In Larry Brown’s brilliant novel Dirty Work, the protagonist, Walter James, shares a dozen anecdotes that reveal the violence from his past. The bloodshed starts early. As a first grader, he gets his nose smacked and his grape Nehi stolen by the class bully. Walter doesn’t fight back. He goes home to his mother seeking sympathy. Instead, she tells him this:
If you don’t take up for yourself in this world, there ain’t nobody else that will. If you let him run over you once, he’s gonna run over you again. The next time he sees you, he’s gonna run over you again. Cause now he knows he can. So you got to teach him right now he can’t. Either now or the next time, it don’t matter.
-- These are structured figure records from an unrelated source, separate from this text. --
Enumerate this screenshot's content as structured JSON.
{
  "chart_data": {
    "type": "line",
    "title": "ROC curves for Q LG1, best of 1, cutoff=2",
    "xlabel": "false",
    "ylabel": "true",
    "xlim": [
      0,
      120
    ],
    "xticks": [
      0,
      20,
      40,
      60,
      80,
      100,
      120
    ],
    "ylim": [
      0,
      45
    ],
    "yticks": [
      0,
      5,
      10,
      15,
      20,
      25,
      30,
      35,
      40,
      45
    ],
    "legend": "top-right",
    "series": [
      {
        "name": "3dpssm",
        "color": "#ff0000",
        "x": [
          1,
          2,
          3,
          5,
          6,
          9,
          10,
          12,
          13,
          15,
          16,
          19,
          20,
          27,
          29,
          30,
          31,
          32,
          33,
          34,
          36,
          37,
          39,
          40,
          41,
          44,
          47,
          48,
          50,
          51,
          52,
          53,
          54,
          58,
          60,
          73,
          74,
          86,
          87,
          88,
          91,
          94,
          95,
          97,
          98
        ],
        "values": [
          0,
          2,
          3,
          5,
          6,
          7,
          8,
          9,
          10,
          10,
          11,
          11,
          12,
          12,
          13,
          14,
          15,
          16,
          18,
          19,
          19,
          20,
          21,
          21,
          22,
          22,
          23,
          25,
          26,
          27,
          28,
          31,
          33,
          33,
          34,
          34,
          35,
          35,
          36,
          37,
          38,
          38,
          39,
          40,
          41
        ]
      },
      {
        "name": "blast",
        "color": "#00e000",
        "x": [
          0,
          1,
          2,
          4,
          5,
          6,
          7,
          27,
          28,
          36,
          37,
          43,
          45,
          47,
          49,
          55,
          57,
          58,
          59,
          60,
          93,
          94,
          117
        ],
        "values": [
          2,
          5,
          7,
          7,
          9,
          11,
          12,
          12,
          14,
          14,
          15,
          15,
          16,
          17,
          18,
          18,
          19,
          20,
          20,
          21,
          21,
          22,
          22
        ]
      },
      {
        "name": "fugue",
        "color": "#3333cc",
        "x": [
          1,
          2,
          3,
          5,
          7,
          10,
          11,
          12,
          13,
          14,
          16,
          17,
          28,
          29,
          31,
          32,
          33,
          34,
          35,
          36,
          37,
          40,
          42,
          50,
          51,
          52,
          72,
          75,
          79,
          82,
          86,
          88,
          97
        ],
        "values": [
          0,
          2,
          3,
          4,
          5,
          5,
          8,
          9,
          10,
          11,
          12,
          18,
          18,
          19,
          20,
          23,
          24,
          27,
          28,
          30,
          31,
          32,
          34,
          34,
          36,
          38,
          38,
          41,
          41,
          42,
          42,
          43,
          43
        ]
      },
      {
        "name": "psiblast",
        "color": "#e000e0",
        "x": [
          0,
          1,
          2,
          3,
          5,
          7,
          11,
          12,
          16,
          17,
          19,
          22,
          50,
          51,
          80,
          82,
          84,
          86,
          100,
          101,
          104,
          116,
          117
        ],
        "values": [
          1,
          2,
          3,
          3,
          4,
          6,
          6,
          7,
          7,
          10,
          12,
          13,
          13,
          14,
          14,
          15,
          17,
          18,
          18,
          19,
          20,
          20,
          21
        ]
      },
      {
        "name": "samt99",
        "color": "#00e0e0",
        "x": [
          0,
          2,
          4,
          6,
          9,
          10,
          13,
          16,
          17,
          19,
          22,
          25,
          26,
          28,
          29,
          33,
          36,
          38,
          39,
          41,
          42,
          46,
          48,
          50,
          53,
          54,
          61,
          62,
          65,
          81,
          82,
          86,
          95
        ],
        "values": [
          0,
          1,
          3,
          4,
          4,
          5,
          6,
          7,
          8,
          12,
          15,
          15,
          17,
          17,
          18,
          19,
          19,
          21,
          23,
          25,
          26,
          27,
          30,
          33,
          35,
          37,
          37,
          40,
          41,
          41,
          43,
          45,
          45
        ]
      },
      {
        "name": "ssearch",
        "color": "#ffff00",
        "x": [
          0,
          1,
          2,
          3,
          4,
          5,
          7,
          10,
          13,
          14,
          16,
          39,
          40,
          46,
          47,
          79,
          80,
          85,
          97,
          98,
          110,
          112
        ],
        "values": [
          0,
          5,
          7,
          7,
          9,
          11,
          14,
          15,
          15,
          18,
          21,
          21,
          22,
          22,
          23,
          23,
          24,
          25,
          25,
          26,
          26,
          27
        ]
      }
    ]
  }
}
Is he bigger than you?. . .Well, I guess you gonna have to just pick you up a stick, ain’t you?
Mississippi parents still tell their kids things like this all the time. “You better not start a fight at school, but if somebody starts a fight with you, I expect you to finish it.” We tend not to want our children to have to rely on systems we don’t entirely trust to protect themselves. (Whether this is a stronger indictment of education or the law is hard to tell.)
While discussing this passage in class, students expressed varying levels of tolerance for bullying. Some students agreed absolutely with the mother. In light of yesterday’s school shooting in Colorado, it seems easy to wish for playground fights rather than active shooter emergencies. Of course, that’s a false dichotomy borne of nostalgia. The broader issue seems to be this: in a society that’s saturated with violence, how do we encourage children to stand up for themselves?